I’m open to other suggestions, also.
Last but not least: the searching functions!
All the work is done within MySQL: you just need to use the full-text specific syntax MATCH (...) AGAINST (... IN BOOLEAN MODE) to perform a full text search to some table fields.
1 2 3 4 5 6 7 8 9 | SELECT *, 0.6 * MATCH(title) AGAINST(%s IN BOOLEAN MODE) + 0.9 * MATCH(content) AGAINST(%s IN BOOLEAN MODE) AS rank FROM search_pages WHERE MATCH(title) AGAINST(%s IN BOOLEAN MODE) OR MATCH(content) AGAINST(%s IN BOOLEAN MODE) ORDER BY rank DESC |
As you can see, thanks to the two separate fulltext indexes instead of a single one, we are now able to weight the title tag in a different way than the content of the page. The query will return us the the rows sorted by the rank field.
Conclusions
This is a super-quick search engine implementation. It cannot be used for big sites with tons of pages, nor it can provide advanced features like keyword suggestion. But it’s really 90 lines of code to implement, if you know what I mean. I’m using it in a 20 pages big website, and it works surprisingly well. And the search results are incredibly good, too.

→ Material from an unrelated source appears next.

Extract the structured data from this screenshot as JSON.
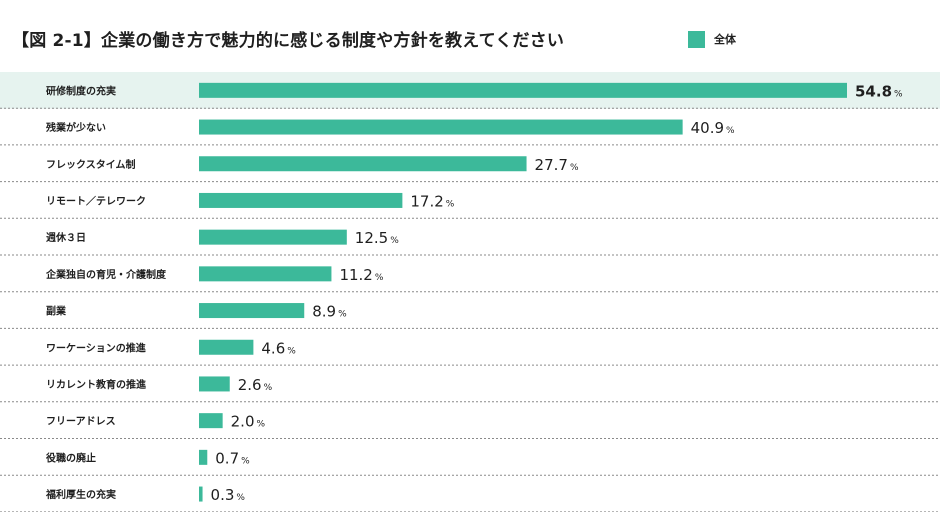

It could certainly be useful to some of you. Or, at least, it might have been useful to let you understand the super powers that MySQL has in terms of full-text searches.
Hope to have some feedback/suggestions about this one.. :)


[...] View original here: Create a quick-and-dirty search engine for your custom PHP website … [...]
all in one search engine
great! :-P
i’ll try it in the next occasion!
check http://trypu.com
cool stuf, but is it possible to make the search with out a database, maybe some php that extracts text from html documents and saves it to xml and perform the search on those xml files. grazie.
Hi, super cool code althought i cant get it to work since its complaining about PHP Fatal error: Call to undefined function isIndexingEnabled() in test.php on line 31
pucaqydi…
< a href=http://namelindablog.info/free-nanda-nursing-diagnosis/>Free Nanda Nursing Diagnosis< / a > …
sorry for using this method to contact you,i dont see a link or an email address.
how much do you charge.
There are wide variety of nike air max for both men and women’s selection.nike air max are best selling nowadays.Get your own Cheap Nike Shox,Women’s Nike Shox NZ Shoes now.